DSK relance le mythe de «l'Union politique»

Il a remis, hier, son «projet durable pour

l'Europe de demain» à Romano Prodi.

Par Paul QUINIO

mercredi 19 mai 2004 (Liberation - 06:00)

Renouer avec le «mythe». Rien de moins. C'est la

portée que fixe Dominique Strauss-Kahn aux 50

propositions contenues dans le rapport, remis

hier à Romano Prodi. Le président de la

Commission européenne lui avait confié la

présidence d'une table ronde pour rédiger «un

projet durable pour l'Europe de demain». Une

dizaine de membres (parmi lesquels Bronislaw

Geremek, ex-ministre polonais des Affaires

étrangères, Hans Tietmeyer, ex-gouverneur de la

Bundesbank ou encore Nicole Notat, ex-secrétaire

générale de la CFDT) en faisaient partie. Mais

c'est en «[son] nom» que l'ancien ministre de

Lionel Jospin présente ce texte de 109 pages,

intitulé «Construire l'Europe politique». «Les

propositions qu'il contient ne sont pas

nécessairement soutenues par tous les membres»

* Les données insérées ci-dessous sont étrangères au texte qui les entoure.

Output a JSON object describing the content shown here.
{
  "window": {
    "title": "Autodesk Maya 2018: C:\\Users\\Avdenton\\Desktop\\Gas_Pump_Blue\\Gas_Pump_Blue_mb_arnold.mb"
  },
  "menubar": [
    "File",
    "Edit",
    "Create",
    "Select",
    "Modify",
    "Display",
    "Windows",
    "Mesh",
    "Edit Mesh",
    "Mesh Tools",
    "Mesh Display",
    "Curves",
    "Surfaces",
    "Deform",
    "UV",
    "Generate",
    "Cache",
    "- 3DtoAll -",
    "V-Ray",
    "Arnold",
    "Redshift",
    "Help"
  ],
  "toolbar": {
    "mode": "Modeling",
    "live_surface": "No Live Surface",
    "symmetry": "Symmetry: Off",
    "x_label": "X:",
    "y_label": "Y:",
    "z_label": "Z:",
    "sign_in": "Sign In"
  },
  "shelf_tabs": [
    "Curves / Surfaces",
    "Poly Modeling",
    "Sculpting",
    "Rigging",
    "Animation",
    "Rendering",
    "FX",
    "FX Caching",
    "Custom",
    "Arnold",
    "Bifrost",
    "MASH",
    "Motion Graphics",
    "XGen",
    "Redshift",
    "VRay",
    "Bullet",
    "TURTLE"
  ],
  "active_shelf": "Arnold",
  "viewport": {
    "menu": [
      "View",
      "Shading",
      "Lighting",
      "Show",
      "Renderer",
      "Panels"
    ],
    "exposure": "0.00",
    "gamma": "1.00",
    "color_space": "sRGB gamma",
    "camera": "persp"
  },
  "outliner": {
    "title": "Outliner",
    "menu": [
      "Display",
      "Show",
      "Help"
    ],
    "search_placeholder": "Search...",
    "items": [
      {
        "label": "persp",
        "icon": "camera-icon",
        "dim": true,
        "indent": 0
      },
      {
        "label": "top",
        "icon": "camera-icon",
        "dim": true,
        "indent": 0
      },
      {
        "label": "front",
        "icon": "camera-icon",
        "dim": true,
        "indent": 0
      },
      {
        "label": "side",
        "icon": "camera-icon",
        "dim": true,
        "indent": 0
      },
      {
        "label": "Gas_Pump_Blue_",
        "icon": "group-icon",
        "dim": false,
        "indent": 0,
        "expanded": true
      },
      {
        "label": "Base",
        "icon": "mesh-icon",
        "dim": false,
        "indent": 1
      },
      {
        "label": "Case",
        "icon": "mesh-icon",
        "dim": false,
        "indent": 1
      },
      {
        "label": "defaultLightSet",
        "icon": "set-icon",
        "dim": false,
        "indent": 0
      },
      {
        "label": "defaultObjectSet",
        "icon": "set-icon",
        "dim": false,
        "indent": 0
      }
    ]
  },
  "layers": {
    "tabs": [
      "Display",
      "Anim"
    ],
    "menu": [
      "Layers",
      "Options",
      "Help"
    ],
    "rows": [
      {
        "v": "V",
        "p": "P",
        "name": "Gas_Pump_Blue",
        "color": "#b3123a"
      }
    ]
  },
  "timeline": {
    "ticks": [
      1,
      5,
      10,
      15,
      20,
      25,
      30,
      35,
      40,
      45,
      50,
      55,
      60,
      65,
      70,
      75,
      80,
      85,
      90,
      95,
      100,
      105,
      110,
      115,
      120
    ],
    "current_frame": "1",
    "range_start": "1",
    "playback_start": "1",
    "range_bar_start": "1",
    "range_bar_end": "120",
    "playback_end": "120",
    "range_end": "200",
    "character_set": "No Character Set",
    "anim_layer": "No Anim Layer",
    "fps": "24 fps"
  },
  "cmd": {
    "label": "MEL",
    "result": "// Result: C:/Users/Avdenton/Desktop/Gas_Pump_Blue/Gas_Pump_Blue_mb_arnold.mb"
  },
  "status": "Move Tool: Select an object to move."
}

du groupe de travail, écrit-il dans son

introduction.

Ambition. DSK propose que l'Union crée «le

premier impôt européen, qui pourrait prendre la

forme d'une taxe additionnelle à l'impôt sur les

sociétés». Selon lui, le passage à l'Union

politique ne peut se concevoir avec un budget

égal à 1 % du PIB européen : il faut donc

«supprimer le plafond de ressources propres»

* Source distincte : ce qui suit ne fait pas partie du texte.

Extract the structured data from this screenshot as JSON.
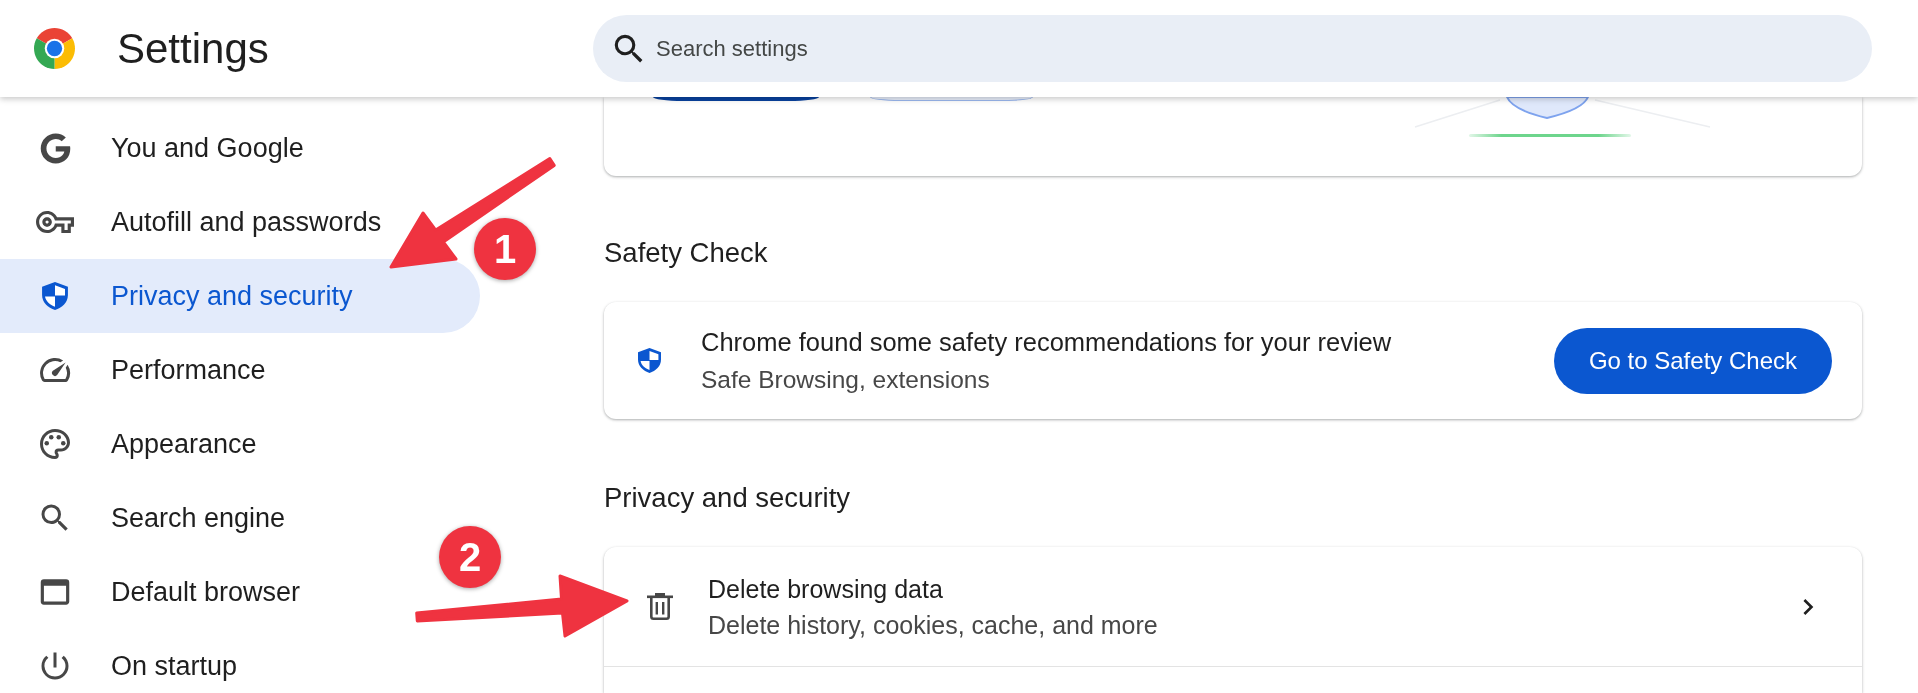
{
  "header": {
    "title": "Settings",
    "search": {
      "placeholder": "Search settings"
    }
  },
  "sidebar": {
    "items": [
      {
        "label": "You and Google",
        "selected": false
      },
      {
        "label": "Autofill and passwords",
        "selected": false
      },
      {
        "label": "Privacy and security",
        "selected": true
      },
      {
        "label": "Performance",
        "selected": false
      },
      {
        "label": "Appearance",
        "selected": false
      },
      {
        "label": "Search engine",
        "selected": false
      },
      {
        "label": "Default browser",
        "selected": false
      },
      {
        "label": "On startup",
        "selected": false
      }
    ]
  },
  "safety_check": {
    "heading": "Safety Check",
    "card": {
      "title": "Chrome found some safety recommendations for your review",
      "subtitle": "Safe Browsing, extensions",
      "button": "Go to Safety Check"
    }
  },
  "privacy_and_security": {
    "heading": "Privacy and security",
    "rows": [
      {
        "title": "Delete browsing data",
        "subtitle": "Delete history, cookies, cache, and more"
      }
    ]
  },
  "annotations": [
    {
      "label": "1"
    },
    {
      "label": "2"
    }
  ]
}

pour «passer approximativement à 2 % du PIB». Il

suggère également de «favoriser la mobilité

entre les fonctions publiques nationales», mais

aussi de «donner mandat au prochain Parlement

européen pour préparer une nouvelle étape

constitutionnelle», idée déjà évoquée dans le

débat interne au Parti socialiste français. Il

reprend aussi la proposition du PS, dans la

campagne en cours avant le scrutin du 13 juin,

«d'un revenu minimum européen».

Toile de fond de ces propositions, la nécessité

de relancer le projet européen via «une grande

ambition pour les vingt prochaines années :

construire l'Europe politique». C'est le nouveau

«mythe» dont l'UE a besoin après celui de

l'euro. «L'Union européenne traverse une triple

crise, son projet est en panne [...], elle se

pose pour la première fois la question de ses

frontières, écrit DSK en introduction. Dès lors,

la finalité de la construction européenne est à

nouveau posée : l'Union doit-elle renouer avec

la vision politique de long terme des pères

fondateurs ou se limiter à une coopération

toujours renforcée entre des Etats indépendants

?» Pour l'auteur du rapport, l'Europe politique

s'impose comme réponse à cette crise. D'abord

parce qu'il existe, selon lui, «un modèle de

société commun» (les droits de l'homme, la

culture comme moyen d'émancipation, le

multilatéralisme...). Ensuite, parce que ce

modèle, précisément, est menacé de l'intérieur

(mutations économiques, vieillissement de la

population...) et de l'extérieur

(mondialisation...). DSK voit dans l'adoption du

projet de Constitution (lire aussi page 12) «le

point de départ et non le point d'arrivée» de

cette ambition.

Turquie. En désaccord sur ce point avec pas mal

de socialistes français, il suggère de «préparer

un processus d'extension» de l'UE à «tout le

pourtour méditerranéen», y compris donc la

Turquie, afin que l'Europe puisse peser face aux

grands ensembles, américain, chinois ou indien.